Si ahora evoco la atmósfera de aquella época es sólo para precisar el estado de ánimo con que me acerqué a Garamond y trabé amistad con Jacopo Belbo. Por entonces mi actitud era la de quien aborda los discursos sobre la verdad para prepararse a corregir las galeradas. Pensaba que el problema fundamental, cuando se cita «Yo soy el que soy», consistía en determinar dónde va el signo de puntuación, dentro o fuera de las comillas.

Por eso mi decisión política fue la filología. En aquellos años, la universidad de Milán era ejemplar. Mientras que en el resto del país se invadían las aulas y se asaltaba a los profesores, para pedirles que sólo hablasen de la ciencia proletaria, en nuestra universidad, salvo algún incidente aislado, regía un pacto constitucional, o más bien, territorial. La revolución presidiaba la zona externa, el aula magna y los grandes corredores, mientras que la Cultura oficial se había retirado, protegida y asegurada, a los corredores internos y a los pisos superiores, y seguía hablando como si nada hubiese sucedido.

De esta manera podía pasarme la mañana discutiendo sobre la ciencia proletaria en el piso de abajo y la tarde practicando un saber aristocrático en el piso de arriba. Vivía cómodamente en esos dos universos paralelos, y no percibía la menor contradicción en mi conducta.
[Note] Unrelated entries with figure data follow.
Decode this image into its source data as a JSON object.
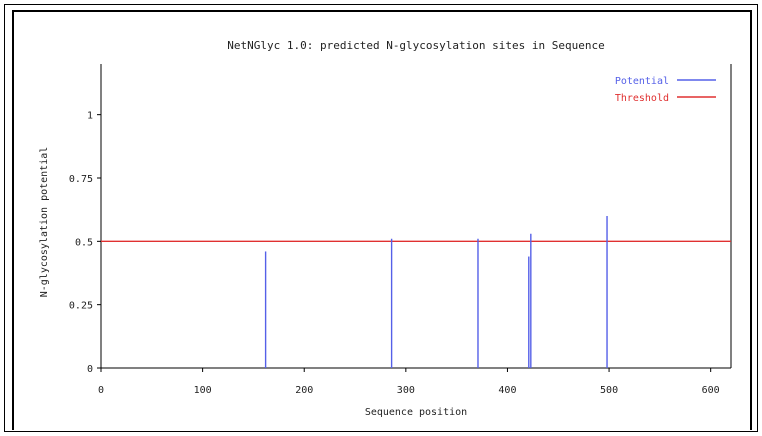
{
  "chart_data": {
    "type": "bar",
    "title": "NetNGlyc 1.0: predicted N-glycosylation sites in Sequence",
    "xlabel": "Sequence position",
    "ylabel": "N-glycosylation potential",
    "xlim": [
      0,
      620
    ],
    "ylim": [
      0,
      1.2
    ],
    "x_ticks": [
      0,
      100,
      200,
      300,
      400,
      500,
      600
    ],
    "x_tick_labels": [
      "0",
      "100",
      "200",
      "300",
      "400",
      "500",
      "600"
    ],
    "y_ticks": [
      0,
      0.25,
      0.5,
      0.75,
      1
    ],
    "y_tick_labels": [
      "0",
      "0.25",
      "0.5",
      "0.75",
      "1"
    ],
    "grid": false,
    "legend_position": "top-right",
    "series": [
      {
        "name": "Potential",
        "color": "#5560e8",
        "x": [
          162,
          286,
          371,
          421,
          423,
          498
        ],
        "values": [
          0.46,
          0.51,
          0.51,
          0.44,
          0.53,
          0.6
        ]
      }
    ],
    "threshold": {
      "name": "Threshold",
      "value": 0.5,
      "color": "#e03030"
    }
  }
}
También yo creía que estaba por surgir una sociedad igualitaria, pero me decía que en esa sociedad también tendrían que funcionar (y mejor que antes) los trenes, por ejemplo, y que los sans-culottes que me rodeaban no estaban aprendiendo en absoluto a cargar la caldera de carbón, a accionar las agujas, a elaborar una planilla de horarios. Sin embargo, alguien debía estar preparado para encargarse de los trenes.

No sin cierto remordimiento, me sentía como un Stalin que ríe entre dientes mientras piensa: «Haced, haced, pobres bolcheviques, que yo sigo estudiando en el seminario de Tiflis y después del plan quinquenal me encargo yo.»
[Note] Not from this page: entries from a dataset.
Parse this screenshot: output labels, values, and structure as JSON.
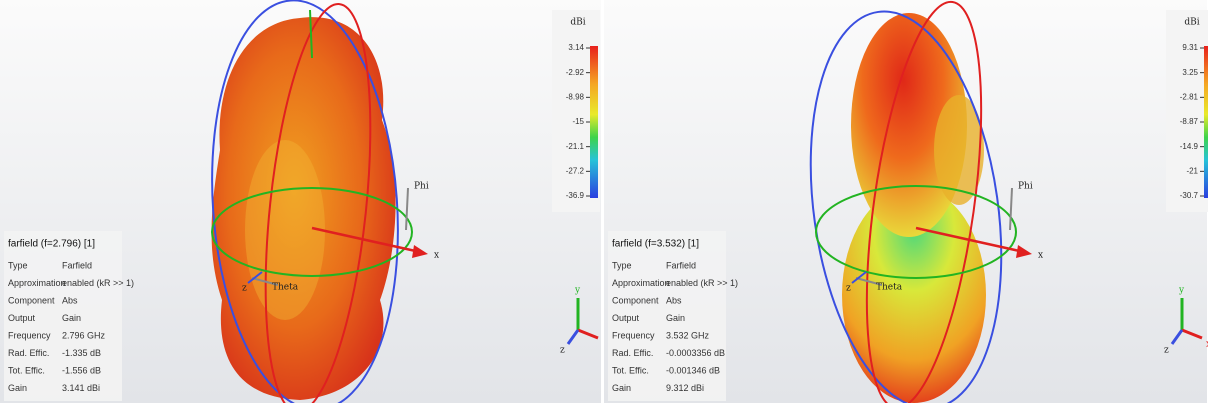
{
  "panels": [
    {
      "title": "farfield (f=2.796) [1]",
      "info": [
        [
          "Type",
          "Farfield"
        ],
        [
          "Approximation",
          "enabled (kR >> 1)"
        ],
        [
          "Component",
          "Abs"
        ],
        [
          "Output",
          "Gain"
        ],
        [
          "Frequency",
          "2.796 GHz"
        ],
        [
          "Rad. Effic.",
          "-1.335 dB"
        ],
        [
          "Tot. Effic.",
          "-1.556 dB"
        ],
        [
          "Gain",
          "3.141 dBi"
        ]
      ],
      "colorbar": {
        "unit": "dBi",
        "ticks": [
          "3.14",
          "-2.92",
          "-8.98",
          "-15",
          "-21.1",
          "-27.2",
          "-36.9"
        ]
      },
      "labels": {
        "phi": "Phi",
        "theta": "Theta",
        "x": "x",
        "z": "z"
      },
      "triad": {
        "x": "x",
        "y": "y",
        "z": "z"
      }
    },
    {
      "title": "farfield (f=3.532) [1]",
      "info": [
        [
          "Type",
          "Farfield"
        ],
        [
          "Approximation",
          "enabled (kR >> 1)"
        ],
        [
          "Component",
          "Abs"
        ],
        [
          "Output",
          "Gain"
        ],
        [
          "Frequency",
          "3.532 GHz"
        ],
        [
          "Rad. Effic.",
          "-0.0003356 dB"
        ],
        [
          "Tot. Effic.",
          "-0.001346 dB"
        ],
        [
          "Gain",
          "9.312 dBi"
        ]
      ],
      "colorbar": {
        "unit": "dBi",
        "ticks": [
          "9.31",
          "3.25",
          "-2.81",
          "-8.87",
          "-14.9",
          "-21",
          "-30.7"
        ]
      },
      "labels": {
        "phi": "Phi",
        "theta": "Theta",
        "x": "x",
        "z": "z"
      },
      "triad": {
        "x": "x",
        "y": "y",
        "z": "z"
      }
    }
  ]
}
Quizá porque vivía en el entusiasmo por las mañanas, por las tardes identificaba el saber con la desconfianza. Por eso quise estudiar algo que me permitiese decir lo que podía afirmarse sobre la base de documentos, para distinguirlo de lo que era cuestión de fe.

Por razones casi casuales me agregué a un seminario de historia medieval y escogí como tema de tesis el proceso a los templarios. La historia de los templarios me había fascinado desde que diera una ojeada a los primeros documentos. En aquella época en que se luchaba contra el poder, me llenaba, generosamente, de indignación la historia del proceso, que es indulgente definir como indiciario, por el que los templarios acabaron en la hoguera. Pero había descubierto en seguida que, desde que fueran condenados a la hoguera, una caterva de cazadores de misterios había intentado reencontrarlos por todas partes, y sin presentar jamás una prueba. Ese derroche visionario irritaba mi incredulidad, decidí no perder el tiempo con cazadores de misterios y atenerme sólo a las fuentes de la época. Los templarios constituían una orden monástica de caballería cuya existencia se basaba en el reconocimiento de la Iglesia. Si la Iglesia había disuelto la Orden, y eso había sucedido hacía siete siglos, los templarios ya no podían existir, y si existían no eran templarios. Así fue como saqué una bibliografía de cien libros por lo menos, aunque al final sólo leí una treintena.

Entré en contacto con Jacopo Belbo precisamente por causa de los templarios, en el Pílades, cuando ya estaba trabajando en la tesis, a finales del setenta y dos.